Alistair Brownlee’s season review

My season started about a month before my first race; the Madrid World Championship Series race at the beginning of June. After a long layoff due to a femoral stress fracture I was unsure whether or not to race but I got in 4 weeks of good training and went into the race with the mindset that I had nothing to lose.  The race went almost perfectly and with a big helping of luck, I won the race in the last few hundred meters sprinting away Courtney Atkinson and crossing the line absolutely exhausted.

My next race and my first real goal, after coming back from injury, was the European Championships four weeks later. I struggled to recover from the exertion in Madrid but once I did, training started going fantastically. The weather was perfect in June and I got in some of the best training I have ever done while sleeping at Altitude every night. I travelled last minute to Athlone for the Europeans and arrived to perfect racing conditions. I really enjoyed racing and Athlone was a great event. The crowds were amazing and the support for British athletes was the best I have ever experienced. In the race, the field split straight away on the swim and a group of five formed at the start of the bike including Jonny, Javier Gomez and me. We worked well together and Jonny put in a massive amount of work to keep us away from the chasers so that we hit transition with a lead of over a minute. I felt great as soon as I started running and pulled away straight away. It's very rare when Gomez is in the race that you can have the luxury of winning by a big margin so I made sure I enjoyed the finishing straight with about a thousand high fives.

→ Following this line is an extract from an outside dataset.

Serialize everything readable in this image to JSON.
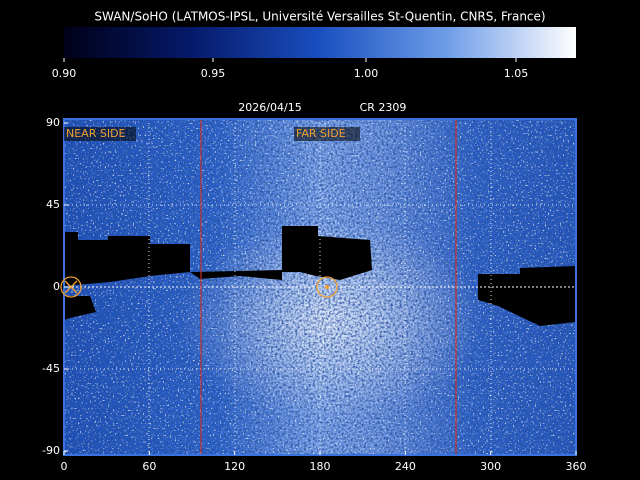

The middle of my season was based around having a good race in London (Hyde Park) WCS race. A week before I went to Paris to race in the French Grand Prix. I felt fresh and fit racing in front of the Eifel tower and came first with Jonny second. I felt calm and confident going into London. It is good to race at home and I knew I was fit and ready for it. On the day as soon as I started racing I knew something wasn't quite right but that doesn't mean you can't still have a good race! I felt flat on the bike and as soon as I hit the run I really knew I wasn't great. And the race soon came down to three; Gomez, Jonny and me. At this point I knew all I had to do was hang on to win a medal and I was confident in my speed in the last few hundred meters. I was running along with nothing in my mind apart from focussing on keeping up with the runner in front of me and with about 400m to go there was only Gomez and me left. I remember Gomez just starting to pull away from me and trying to hold on, then I remember nothing until I woke up on a hospital bed covered in a mountain of ice. I remember asking where I had finished and couldn't understand how 9 people had past me in the last 300m. There was not much wrong with me going into the race. Maybe a slight stomach bug which meant I wasn't absorbing any food or liquids which led to sever dehydration and overheating. Thank you to all of the medical staff who helped bring me back round, I would have been in big trouble without such good care.

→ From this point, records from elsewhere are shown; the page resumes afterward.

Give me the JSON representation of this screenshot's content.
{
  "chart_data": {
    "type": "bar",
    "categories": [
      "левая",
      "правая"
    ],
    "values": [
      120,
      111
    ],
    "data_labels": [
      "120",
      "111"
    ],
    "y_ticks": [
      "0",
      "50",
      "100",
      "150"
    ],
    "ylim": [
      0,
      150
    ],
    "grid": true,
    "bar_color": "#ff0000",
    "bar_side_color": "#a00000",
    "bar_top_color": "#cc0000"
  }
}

I felt really tired for a few days after but there was no obvious signs of anything wrong with me so I cracked on with training in the hope that I could be ok for Kitzbuhel WCS. I hadn't felt right going into Kitzbuhel but hoped after a few days rest I would be ready to go. On race day, unfortunately, I wasn't and after 4km of the running I had to ease up and just finish the race. I decided to have a week off and went on holiday with my parents to the French Alps. I had a great week and then a short week at home before heading to France for another Grand Prix race. Still not really knowing what to expect I raced and my team, Sartrouville, controlled the race to perfection to cross the line 1,2 and 3! From France I went to Girona for a pre World Grand Final preparation camp. I enjoyed a good 10 days of training with Jonny and Tom Bishop in the sun. Even though my top end running wasn't what it had been, I really wanted to race. It was a tough decision but in the end of the day I love to race, it's what I train for and since I had just made it across the line in my last two races I had nothing to lose!

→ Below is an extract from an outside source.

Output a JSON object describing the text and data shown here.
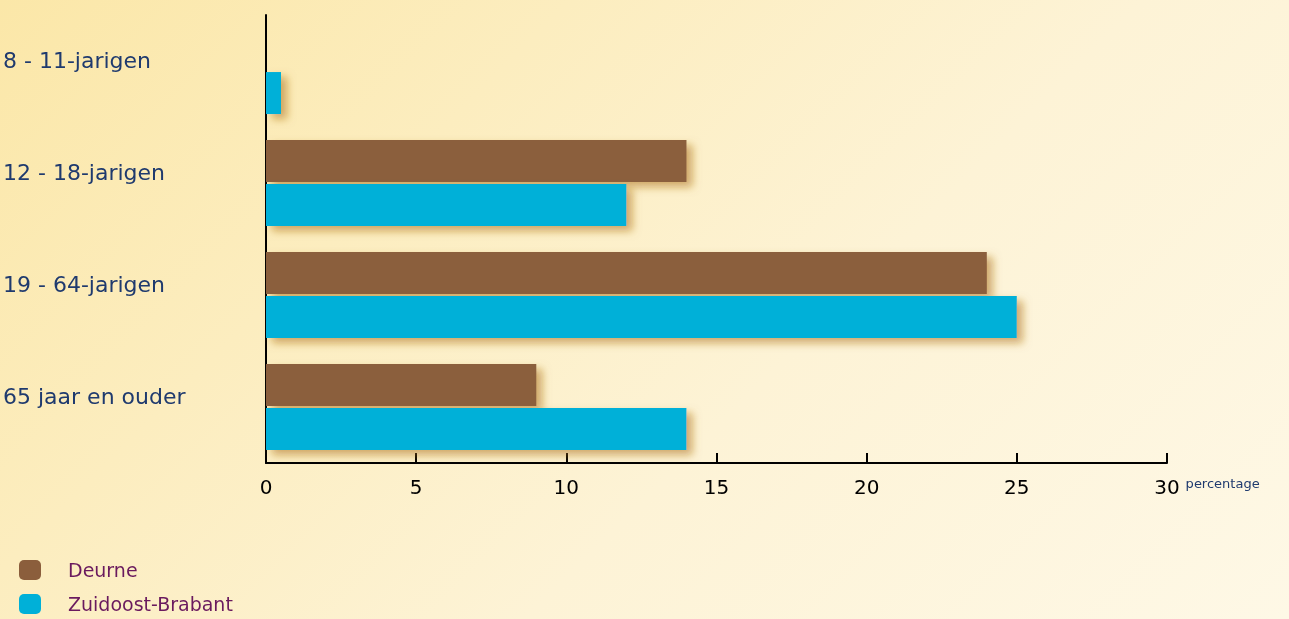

Arriving in Budapest I was so glad it was a bit chilly; no chance of getting heat exhaustion here! I wasn't massively confident about my running so I decided to take out the high intensity bits of the run and set off out of transition easy and build into it. Just keeping safe in the race was a challenge but I stayed near the front of the swim and the bike, away from suspect bike handlers and my hands firmly on the bars. Off the bike, I set off easy and after the first kilometre there was only Gomez and me. I couldn't believe it. I spent the whole run controlling the pace and waiting for him to surge past me. I knew I couldn't go too far into the red with much of the race left so I decided to leave it to the finish. Rounding the final corner I just went for it and hoped Gomez couldn't get round me. Fortunately he didn't and I won. It was a fantastic win after a really tough season which included my best and worst ever races, periods of being at my fittest, a stress fracture, fatigue, illness and heat exhaustion.

I am now enjoying my end of season break and looking forward to getting started into some winter training in November.